Andando indietro nella storia, c’è un precedente che sconvolse per alcuni giorni il mondo intero nell’ottobre del 1962. Si tratta delle basi missilistiche impiantate a Cuba dall’allora presidente sovietico Krusciov. Praticamente a pochi chilometri dagli Usa. Giustamente gli americani gridarono a una possibile aggressione sovietica e si prepararono ad affrontarla con un ampio spiegamento di forze. Il mondo temette per una guerra nucleare, poi facilmente rientrata, grazie al buon senso dei russi e al continuo interessamento di Papa Giovanni XXIII.
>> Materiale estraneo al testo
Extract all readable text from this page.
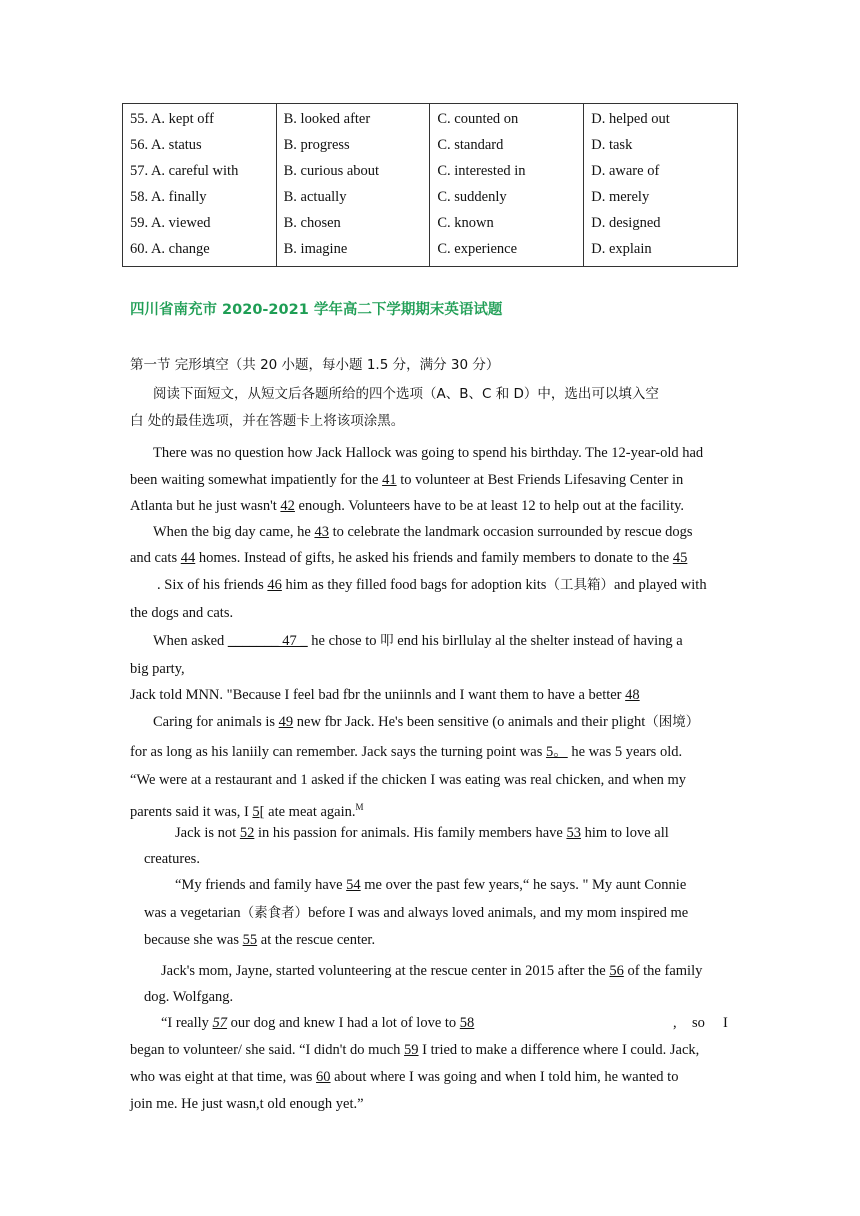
55. A. kept off	B. looked after	C. counted on	D. helped out
56. A. status	B. progress	C. standard	D. task
57. A. careful with	B. curious about	C. interested in	D. aware of
58. A. finally	B. actually	C. suddenly	D. merely
59. A. viewed	B. chosen	C. known	D. designed
60. A. change	B. imagine	C. experience	D. explain
四川省南充市 2020-2021 学年高二下学期期末英语试题
第一节 完形填空（共 20 小题，每小题 1.5 分，满分 30 分）
阅读下面短文，从短文后各题所给的四个选项（A、B、C 和 D）中，选出可以填入空
白 处的最佳选项，并在答题卡上将该项涂黑。
There was no question how Jack Hallock was going to spend his birthday. The 12-year-old had
been waiting somewhat impatiently for the 41 to volunteer at Best Friends Lifesaving Center in
Atlanta but he just wasn't 42 enough. Volunteers have to be at least 12 to help out at the facility.
When the big day came, he 43 to celebrate the landmark occasion surrounded by rescue dogs
and cats 44 homes. Instead of gifts, he asked his friends and family members to donate to the 45
. Six of his friends 46 him as they filled food bags for adoption kits（工具箱）and played with
the dogs and cats.
When asked _______ 47 _ he chose to 叩 end his birllulay al the shelter instead of having a
big party,
Jack told MNN. "Because I feel bad fbr the uniinnls and I want them to have a better 48
Caring for animals is 49 new fbr Jack. He's been sensitive (o animals and their plight（困境）
for as long as his laniily can remember. Jack says the turning point was 5。 he was 5 years old.
“We were at a restaurant and 1 asked if the chicken I was eating was real chicken, and when my
parents said it was, I 5[ ate meat again.$^M$
Jack is not 52 in his passion for animals. His family members have 53 him to love all
creatures.
“My friends and family have 54 me over the past few years,“ he says. " My aunt Connie
was a vegetarian（素食者）before I was and always loved animals, and my mom inspired me
because she was 55 at the rescue center.
Jack's mom, Jayne, started volunteering at the rescue center in 2015 after the 56 of the family
dog. Wolfgang.
“I really 57 our dog and knew I had a lot of love to 58	, so I
began to volunteer/ she said. “I didn't do much 59 I tried to make a difference where I could. Jack,
who was eight at that time, was 60 about where I was going and when I told him, he wanted to
join me. He just wasn,t old enough yet.”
La questione va risolta con il buon senso di tutti
Fornire armi a un paese in guerrasignifica automaticamenteentrare in guerra al suo fianco. Tutto questo è accaduto in Italia senza che gli italiani fossero stati interpellati e nonostante sia tassativamente vietato dalla nostra Costituzione. Oltretutto il governo italiano ha siglato accordi in segreto, nascondendosi dietro ad “obblighi di alleanza europea“, i cui contenuti sono avvolti nel mistero (mentre Germania e Francia, non solo li spiattellano ai quattro venti, ma dicono apertamente quando e perché non sono d’accordo).
Solo con il buon senso, slegato dagli egoismi e personalismi di certi governanti, si può arrivare a una pacifica soluzione, ma sarà difficile, molto difficile aspirare a tanto. Infatti la Russia, rimasta inascoltata da ben 8 anni, non cederà granché di quanto richiesto inizialmente. Di sicuro pretenderà la Crimea, il Donbass e la promessa solenne dell’Ucraina di non aderire alla Nato, consentendo il suo possibile ingresso solo nell’Unione Europea. Altre possibili soluzioni non se ne vedono. Se ciò non si avverasse, l’umanità intera dovrebbe raccomandarsi a Dio, nella speranza che sappia ammorbidire e correggere il cervello di certi uomini… dalla mente diabolica. Ma, per arrivare a tanto,è necessario iniziare a costruire l’Uomo Universale, che non sia di parte, che abbia a cuore tutti i problemi del mondo, come se fossero propri e che tutti si sentano fratelli. Se sarà superata questa brutta storia, si renderà quanto mai necessario che il ‘popolo bue’, cominci a svegliarsi e a trasformarsi in un popolo dolce, intelligente ma con gli artigli ben affilati, in modo da mettere paura a chi ci governa con molto distacco, supponenza, disinteresse e ci considera, parafrasando il noto poeta romanesco Trilussa, “un popolo cojone… imbrojato dar padrone”.
[“Il filo di Aracne” a. XVII n. 2 aprile-giugno 2022, pp. 6-9]
Note:
1 – Primo Levi, “Se questo è un uomo”;
2 – “La Ninna nanna della guerra” di Carlo Alberto Salustri, in arte Trilussa – Si tratta del penultimo verso della bella ma caustica poesia del poeta romano.